If you were curious about Aarka's inner goings-on, these drawings show how the 1.3m long line behind the 5-inch widebander executes with seven lateral bends.

When Prabhu's 'shipped' email arrived with advance copies of the waybill, I saw listed as exporter Design Build Private Limited, Jacob's furniture/speaker workshop in Kakkanad. The pallet weighed 50kg. 10kg of it went to the pallet, dimensions of 90x39x67cm to each of the 3 boxes on it. The 8-page shipper certificate was the longest I'd ever seen. It contained a declaration for cargo containing magnets stating that "leakage flux using a hall effects probe and gauss meter found less than 0.002 gauss at 7' from the package". This seemed to anticipate a dangerous goods inspection to ask for exemption based on compliance with a regulation referred to by number. So did another declaration saying that the goods were in proper condition for transportation on passenger-carrying aircraft. No prior shipment from South Korea, Singapore, Taiwan, New Zealand or China had ever carried this much paperwork. Apparently heightened security regulations for international shipments had increased to now demand a lot more compliance certs.

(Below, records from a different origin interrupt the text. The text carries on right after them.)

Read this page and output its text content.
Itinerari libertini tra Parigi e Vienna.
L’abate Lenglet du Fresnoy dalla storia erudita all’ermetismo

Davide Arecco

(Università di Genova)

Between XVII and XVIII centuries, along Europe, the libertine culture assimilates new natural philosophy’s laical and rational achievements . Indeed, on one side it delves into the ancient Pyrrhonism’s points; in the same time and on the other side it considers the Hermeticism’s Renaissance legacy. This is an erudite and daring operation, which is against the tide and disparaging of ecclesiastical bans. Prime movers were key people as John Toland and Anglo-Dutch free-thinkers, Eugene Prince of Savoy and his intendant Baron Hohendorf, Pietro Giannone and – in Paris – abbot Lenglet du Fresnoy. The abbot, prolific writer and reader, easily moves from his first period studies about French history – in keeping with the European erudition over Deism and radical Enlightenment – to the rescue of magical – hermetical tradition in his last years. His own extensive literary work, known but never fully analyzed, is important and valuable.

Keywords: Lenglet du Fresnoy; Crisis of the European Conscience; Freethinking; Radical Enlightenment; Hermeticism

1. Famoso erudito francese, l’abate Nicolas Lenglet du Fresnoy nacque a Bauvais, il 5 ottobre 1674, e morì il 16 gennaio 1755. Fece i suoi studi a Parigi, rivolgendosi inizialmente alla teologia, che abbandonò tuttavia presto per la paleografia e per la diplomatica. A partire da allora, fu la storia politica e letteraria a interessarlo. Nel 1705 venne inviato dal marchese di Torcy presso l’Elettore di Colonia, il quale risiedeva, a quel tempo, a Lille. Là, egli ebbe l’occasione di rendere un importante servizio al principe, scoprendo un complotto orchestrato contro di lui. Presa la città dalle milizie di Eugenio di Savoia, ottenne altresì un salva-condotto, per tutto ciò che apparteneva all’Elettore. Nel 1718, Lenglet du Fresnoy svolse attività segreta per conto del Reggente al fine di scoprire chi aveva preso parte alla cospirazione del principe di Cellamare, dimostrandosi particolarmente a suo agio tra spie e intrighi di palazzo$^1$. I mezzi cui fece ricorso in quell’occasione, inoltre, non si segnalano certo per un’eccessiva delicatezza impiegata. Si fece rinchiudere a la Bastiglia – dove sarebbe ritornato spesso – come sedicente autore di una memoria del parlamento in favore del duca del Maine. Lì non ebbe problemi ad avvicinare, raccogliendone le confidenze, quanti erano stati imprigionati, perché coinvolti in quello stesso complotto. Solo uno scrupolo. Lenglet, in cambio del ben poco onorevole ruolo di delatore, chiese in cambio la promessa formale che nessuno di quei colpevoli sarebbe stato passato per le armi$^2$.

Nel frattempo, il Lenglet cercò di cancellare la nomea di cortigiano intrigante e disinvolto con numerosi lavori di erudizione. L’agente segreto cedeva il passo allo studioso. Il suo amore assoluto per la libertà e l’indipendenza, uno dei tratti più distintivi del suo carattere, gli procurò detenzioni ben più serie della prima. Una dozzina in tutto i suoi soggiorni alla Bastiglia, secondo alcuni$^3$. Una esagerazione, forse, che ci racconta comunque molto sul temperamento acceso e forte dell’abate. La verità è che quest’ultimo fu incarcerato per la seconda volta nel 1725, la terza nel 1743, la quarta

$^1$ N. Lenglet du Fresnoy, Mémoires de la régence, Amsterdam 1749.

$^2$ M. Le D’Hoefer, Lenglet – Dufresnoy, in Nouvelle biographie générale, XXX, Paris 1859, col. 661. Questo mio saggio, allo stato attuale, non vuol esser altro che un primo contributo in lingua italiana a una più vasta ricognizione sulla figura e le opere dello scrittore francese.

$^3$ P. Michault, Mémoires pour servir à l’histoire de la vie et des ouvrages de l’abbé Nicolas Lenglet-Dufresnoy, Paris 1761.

The only unusual such inspection I could recall from the past had been concern over certain potential larvae in a wood product exported from a Pacific Rim country. That shipment had been opened and fumigated at my country's import airport before being cleared. Shipping electronics across international borders seems no picnic these days. Rethm's by then had left their connecting flight out of Dubai, passed Leipzig and landed in the UK's Midlands before making the final trek to Ireland's Shannon. All documents seemed in proper order. Having entered DHL's data base on a Tuesday in India to take leave on Thursday, the pallet arrived in Ireland that Sunday. It cleared customs at 7:13 on Monday, missed that day's truck and made a Tuesday delivery. So the trip from faraway India to rural Ireland's west coast took eight days – useful data should you shop direct because your country has no Rethm importer. "Coming from India, I'm always concerned about value. Aarka is very expensive to make. My factory tells me that it takes us many more man hours than Bhaava. And that's where most of our money goes, into labour costs."

Packed very well on its half-size non-wood pallet, for their flat-packed stands Rethm had taken a page out of Ikea's book. After unwrapping each panel from its cling film, I saw numbered printed stickers. Not only did they indicate what went where but they were affixed such as to be completely covered once I assembled things. No sticker had to be removed. 24 bolts later, both stands were upright.

The owner's manual consists of an exploded stand drawing as visual aide; and this drawing of Aarka's controls. To limit visual fixings on the exposed rear corners, three more switches locate on the bottom: the 115/230V voltage selector; the bypass for the class A widebander amp; and its on/off switch. The latter is obscured by the stand, the former two aren't.

Cleverly, Aarka's tube heaters double as power LEDs. They glow typical orange even with the 10-watt amp behind them off. In the following shot, we see the extra white LED which shines up through the tube when the internal class A amp is on. Just by looking you know what mode you've set.